Senate Intelligence Committee Chairman Richard Burr (R-N.C.), Armed Services Committee Chairman John McCain (R-Ariz.) and Sen. Marco Rubio (R-Fla.), a member of both committees, wrote Defense Secretary Ashton Carter and Secretary of State John Kerry on Wednesday to find out what, if anything, the administration is doing to find Dhiab — and what travel documents any other former detainees may possess.
“Despite repeated warnings from the Intelligence Community concerning Dhiab’s behavior as a detainee, terrorist past, and animosity toward the United States, the administration proceeded with his release to Uruguay,” the senators wrote. “Congress has repeatedly requested copies of the formal written agreement between the Administration and Uruguayan Government detailing the circumstances of Dhiab’s (and five other former GTMO detainees received by Uruguay) release and resettlement and has yet to receive those documents or an adequate response.”

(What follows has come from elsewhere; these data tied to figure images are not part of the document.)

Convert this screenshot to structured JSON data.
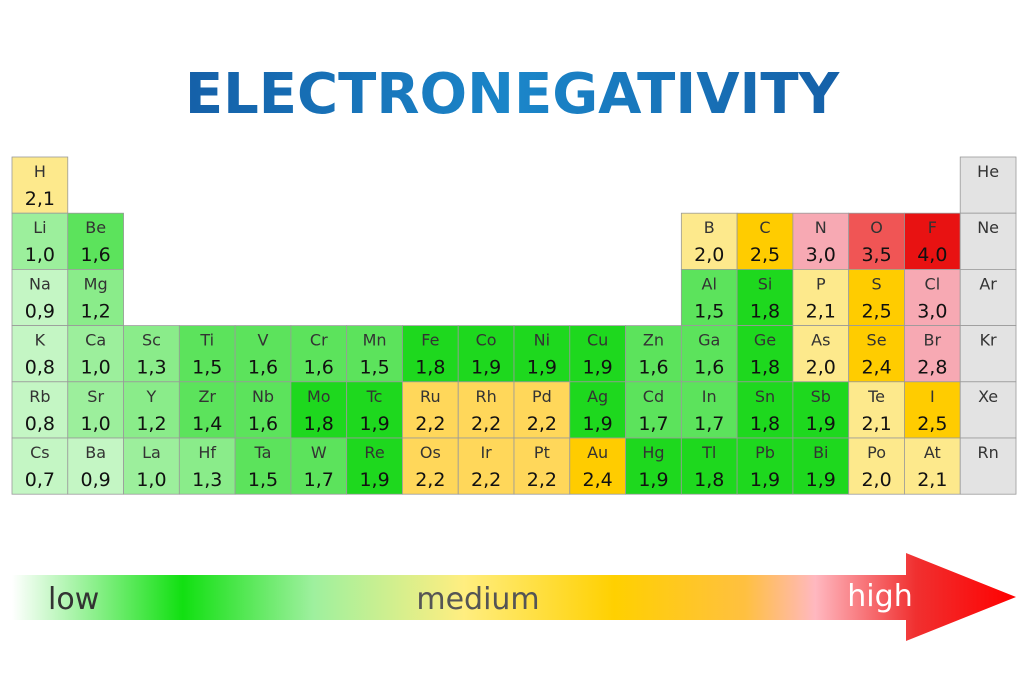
{
  "title": "ELECTRONEGATIVITY",
  "rows": [
    [
      {
        "symbol": "H",
        "value": "2,1",
        "color": "#fde98c"
      },
      {
        "symbol": "He",
        "color": "#e3e3e3"
      }
    ],
    [
      {
        "symbol": "Li",
        "value": "1,0",
        "color": "#9cef9c"
      },
      {
        "symbol": "Be",
        "value": "1,6",
        "color": "#5ce35c"
      },
      {
        "symbol": "B",
        "value": "2,0",
        "color": "#fde98c"
      },
      {
        "symbol": "C",
        "value": "2,5",
        "color": "#ffcc00"
      },
      {
        "symbol": "N",
        "value": "3,0",
        "color": "#f7a9b3"
      },
      {
        "symbol": "O",
        "value": "3,5",
        "color": "#f05555"
      },
      {
        "symbol": "F",
        "value": "4,0",
        "color": "#e81212"
      },
      {
        "symbol": "Ne",
        "color": "#e3e3e3"
      }
    ],
    [
      {
        "symbol": "Na",
        "value": "0,9",
        "color": "#c4f6c4"
      },
      {
        "symbol": "Mg",
        "value": "1,2",
        "color": "#8aec8a"
      },
      {
        "symbol": "Al",
        "value": "1,5",
        "color": "#5ce35c"
      },
      {
        "symbol": "Si",
        "value": "1,8",
        "color": "#1ed81e"
      },
      {
        "symbol": "P",
        "value": "2,1",
        "color": "#fde98c"
      },
      {
        "symbol": "S",
        "value": "2,5",
        "color": "#ffcc00"
      },
      {
        "symbol": "Cl",
        "value": "3,0",
        "color": "#f7a9b3"
      },
      {
        "symbol": "Ar",
        "color": "#e3e3e3"
      }
    ],
    [
      {
        "symbol": "K",
        "value": "0,8",
        "color": "#c4f6c4"
      },
      {
        "symbol": "Ca",
        "value": "1,0",
        "color": "#9cef9c"
      },
      {
        "symbol": "Sc",
        "value": "1,3",
        "color": "#8aec8a"
      },
      {
        "symbol": "Ti",
        "value": "1,5",
        "color": "#5ce35c"
      },
      {
        "symbol": "V",
        "value": "1,6",
        "color": "#5ce35c"
      },
      {
        "symbol": "Cr",
        "value": "1,6",
        "color": "#5ce35c"
      },
      {
        "symbol": "Mn",
        "value": "1,5",
        "color": "#5ce35c"
      },
      {
        "symbol": "Fe",
        "value": "1,8",
        "color": "#1ed81e"
      },
      {
        "symbol": "Co",
        "value": "1,9",
        "color": "#1ed81e"
      },
      {
        "symbol": "Ni",
        "value": "1,9",
        "color": "#1ed81e"
      },
      {
        "symbol": "Cu",
        "value": "1,9",
        "color": "#1ed81e"
      },
      {
        "symbol": "Zn",
        "value": "1,6",
        "color": "#5ce35c"
      },
      {
        "symbol": "Ga",
        "value": "1,6",
        "color": "#5ce35c"
      },
      {
        "symbol": "Ge",
        "value": "1,8",
        "color": "#1ed81e"
      },
      {
        "symbol": "As",
        "value": "2,0",
        "color": "#fde98c"
      },
      {
        "symbol": "Se",
        "value": "2,4",
        "color": "#ffcc00"
      },
      {
        "symbol": "Br",
        "value": "2,8",
        "color": "#f7a9b3"
      },
      {
        "symbol": "Kr",
        "color": "#e3e3e3"
      }
    ],
    [
      {
        "symbol": "Rb",
        "value": "0,8",
        "color": "#c4f6c4"
      },
      {
        "symbol": "Sr",
        "value": "1,0",
        "color": "#9cef9c"
      },
      {
        "symbol": "Y",
        "value": "1,2",
        "color": "#8aec8a"
      },
      {
        "symbol": "Zr",
        "value": "1,4",
        "color": "#5ce35c"
      },
      {
        "symbol": "Nb",
        "value": "1,6",
        "color": "#5ce35c"
      },
      {
        "symbol": "Mo",
        "value": "1,8",
        "color": "#1ed81e"
      },
      {
        "symbol": "Tc",
        "value": "1,9",
        "color": "#1ed81e"
      },
      {
        "symbol": "Ru",
        "value": "2,2",
        "color": "#ffd75a"
      },
      {
        "symbol": "Rh",
        "value": "2,2",
        "color": "#ffd75a"
      },
      {
        "symbol": "Pd",
        "value": "2,2",
        "color": "#ffd75a"
      },
      {
        "symbol": "Ag",
        "value": "1,9",
        "color": "#1ed81e"
      },
      {
        "symbol": "Cd",
        "value": "1,7",
        "color": "#5ce35c"
      },
      {
        "symbol": "In",
        "value": "1,7",
        "color": "#5ce35c"
      },
      {
        "symbol": "Sn",
        "value": "1,8",
        "color": "#1ed81e"
      },
      {
        "symbol": "Sb",
        "value": "1,9",
        "color": "#1ed81e"
      },
      {
        "symbol": "Te",
        "value": "2,1",
        "color": "#fde98c"
      },
      {
        "symbol": "I",
        "value": "2,5",
        "color": "#ffcc00"
      },
      {
        "symbol": "Xe",
        "color": "#e3e3e3"
      }
    ],
    [
      {
        "symbol": "Cs",
        "value": "0,7",
        "color": "#c4f6c4"
      },
      {
        "symbol": "Ba",
        "value": "0,9",
        "color": "#c4f6c4"
      },
      {
        "symbol": "La",
        "value": "1,0",
        "color": "#9cef9c"
      },
      {
        "symbol": "Hf",
        "value": "1,3",
        "color": "#8aec8a"
      },
      {
        "symbol": "Ta",
        "value": "1,5",
        "color": "#5ce35c"
      },
      {
        "symbol": "W",
        "value": "1,7",
        "color": "#5ce35c"
      },
      {
        "symbol": "Re",
        "value": "1,9",
        "color": "#1ed81e"
      },
      {
        "symbol": "Os",
        "value": "2,2",
        "color": "#ffd75a"
      },
      {
        "symbol": "Ir",
        "value": "2,2",
        "color": "#ffd75a"
      },
      {
        "symbol": "Pt",
        "value": "2,2",
        "color": "#ffd75a"
      },
      {
        "symbol": "Au",
        "value": "2,4",
        "color": "#ffcc00"
      },
      {
        "symbol": "Hg",
        "value": "1,9",
        "color": "#1ed81e"
      },
      {
        "symbol": "Tl",
        "value": "1,8",
        "color": "#1ed81e"
      },
      {
        "symbol": "Pb",
        "value": "1,9",
        "color": "#1ed81e"
      },
      {
        "symbol": "Bi",
        "value": "1,9",
        "color": "#1ed81e"
      },
      {
        "symbol": "Po",
        "value": "2,0",
        "color": "#fde98c"
      },
      {
        "symbol": "At",
        "value": "2,1",
        "color": "#fde98c"
      },
      {
        "symbol": "Rn",
        "color": "#e3e3e3"
      }
    ]
  ],
  "scale": {
    "low": "low",
    "medium": "medium",
    "high": "high"
  }
}
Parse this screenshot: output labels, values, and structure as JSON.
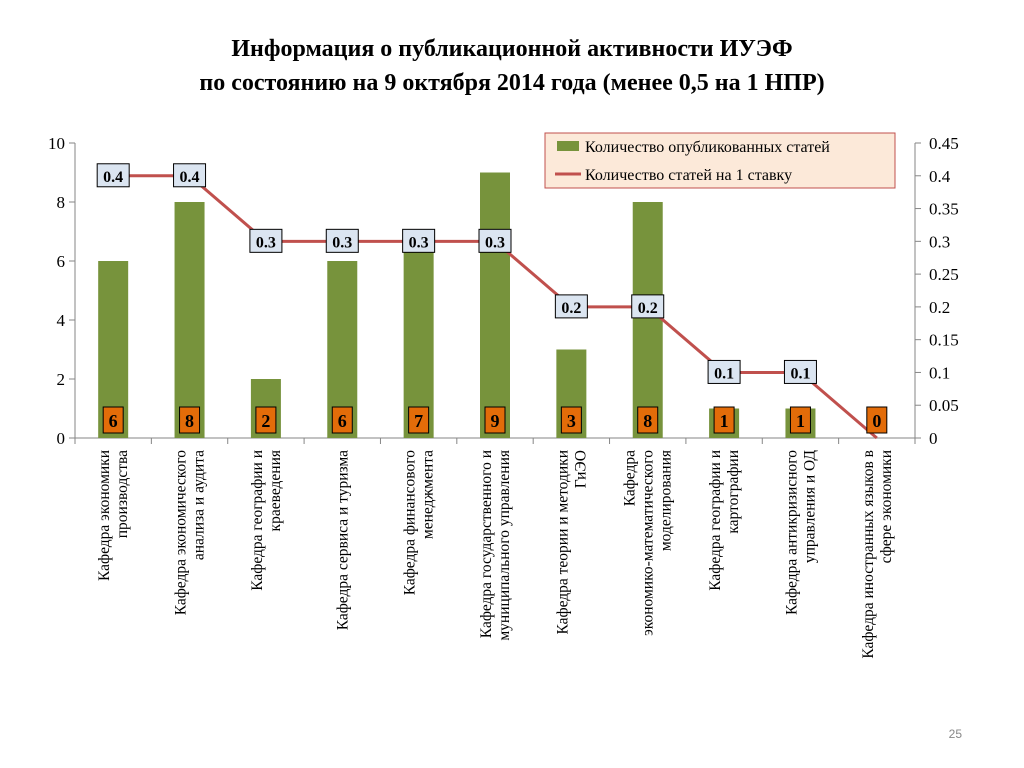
{
  "slide": {
    "title_line1": "Информация о публикационной активности ИУЭФ",
    "title_line2": "по состоянию на 9 октября 2014 года (менее 0,5 на 1 НПР)",
    "page_number": "25"
  },
  "colors": {
    "bar": "#77933c",
    "line": "#c0504d",
    "bar_label_bg": "#e36c09",
    "line_label_bg": "#dbe5f1",
    "legend_bg": "#fce9d9",
    "legend_border": "#c0504d"
  },
  "chart_data": {
    "type": "bar",
    "categories": [
      "Кафедра экономики производства",
      "Кафедра экономического анализа и аудита",
      "Кафедра географии и краеведения",
      "Кафедра сервиса и туризма",
      "Кафедра финансового менеджмента",
      "Кафедра государственного и муниципального управления",
      "Кафедра теории и методики ГиЭО",
      "Кафедра экономико-математического моделирования",
      "Кафедра географии и картографии",
      "Кафедра антикризисного управления и ОД",
      "Кафедра иностранных языков в сфере экономики"
    ],
    "series": [
      {
        "name": "Количество опубликованных статей",
        "type": "bar",
        "axis": "left",
        "values": [
          6,
          8,
          2,
          6,
          7,
          9,
          3,
          8,
          1,
          1,
          0
        ],
        "labels": [
          "6",
          "8",
          "2",
          "6",
          "7",
          "9",
          "3",
          "8",
          "1",
          "1",
          "0"
        ]
      },
      {
        "name": "Количество статей на 1 ставку",
        "type": "line",
        "axis": "right",
        "values": [
          0.4,
          0.4,
          0.3,
          0.3,
          0.3,
          0.3,
          0.2,
          0.2,
          0.1,
          0.1,
          0
        ],
        "labels": [
          "0.4",
          "0.4",
          "0.3",
          "0.3",
          "0.3",
          "0.3",
          "0.2",
          "0.2",
          "0.1",
          "0.1",
          ""
        ]
      }
    ],
    "y_left": {
      "min": 0,
      "max": 10,
      "ticks": [
        "0",
        "2",
        "4",
        "6",
        "8",
        "10"
      ]
    },
    "y_right": {
      "min": 0,
      "max": 0.45,
      "ticks": [
        "0",
        "0.05",
        "0.1",
        "0.15",
        "0.2",
        "0.25",
        "0.3",
        "0.35",
        "0.4",
        "0.45"
      ]
    },
    "legend": {
      "position": "top-right"
    },
    "grid": false
  }
}
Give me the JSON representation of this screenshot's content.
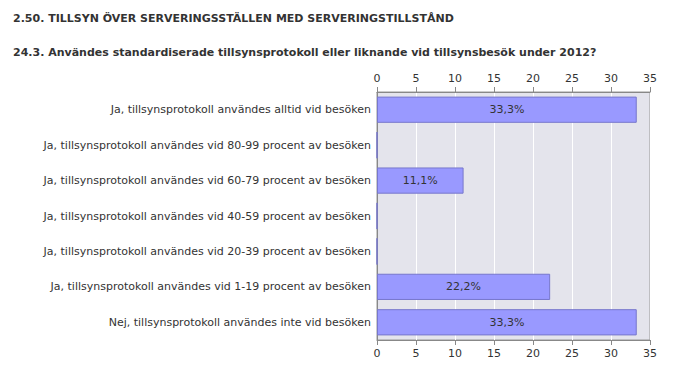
{
  "chart_data": {
    "type": "bar",
    "orientation": "horizontal",
    "title": "2.50. TILLSYN ÖVER SERVERINGSSTÄLLEN MED SERVERINGSTILLSTÅND",
    "subtitle": "24.3. Användes standardiserade tillsynsprotokoll eller liknande vid tillsynsbesök under 2012?",
    "categories": [
      "Ja, tillsynsprotokoll användes alltid vid besöken",
      "Ja, tillsynsprotokoll användes vid 80-99 procent av besöken",
      "Ja, tillsynsprotokoll användes vid 60-79 procent av besöken",
      "Ja, tillsynsprotokoll användes vid 40-59 procent av besöken",
      "Ja, tillsynsprotokoll användes vid 20-39 procent av besöken",
      "Ja, tillsynsprotokoll användes vid 1-19 procent av besöken",
      "Nej, tillsynsprotokoll användes inte vid besöken"
    ],
    "values": [
      33.3,
      0,
      11.1,
      0,
      0,
      22.2,
      33.3
    ],
    "value_labels": [
      "33,3%",
      null,
      "11,1%",
      null,
      null,
      "22,2%",
      "33,3%"
    ],
    "data_labels": true,
    "color": "#9999ff",
    "xlim": [
      0,
      35
    ],
    "xticks": [
      0,
      5,
      10,
      15,
      20,
      25,
      30,
      35
    ],
    "grid": true
  }
}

“While in Montevideo, Dhiab staked out the U.S. Embassy to ‘protest’ his previous detention, made repeated derogatory remarks about the United States, and expressed his desire to return to the Middle East and reengage in terrorism.”
Brazil has said they don’t have a record of Dhiab entering their country; the senators expressed a concern that he may target the upcoming Olympics or “seek to utilize illicit trafficking networks to work his way north toward the United States, or attempt to travel to Turkey, Syria or Iraq.”
Dhiab’s disappearance was discussed at a House Foreign Affairs Committee meeting last week.
Responding today to the Vakhitov news, Chairman Ed Royce (R-Calif.) declared “it’s time for the president to halt all releases, and fundamentally reassess his plan to close the terrorist prison at Guantanamo Bay.”
“Dangerous jihadists are being released to countries with little intention of controlling them. And once again, it appears the results have been disastrous,” Royce said. “How many more innocent people have to die before the administration wakes up?”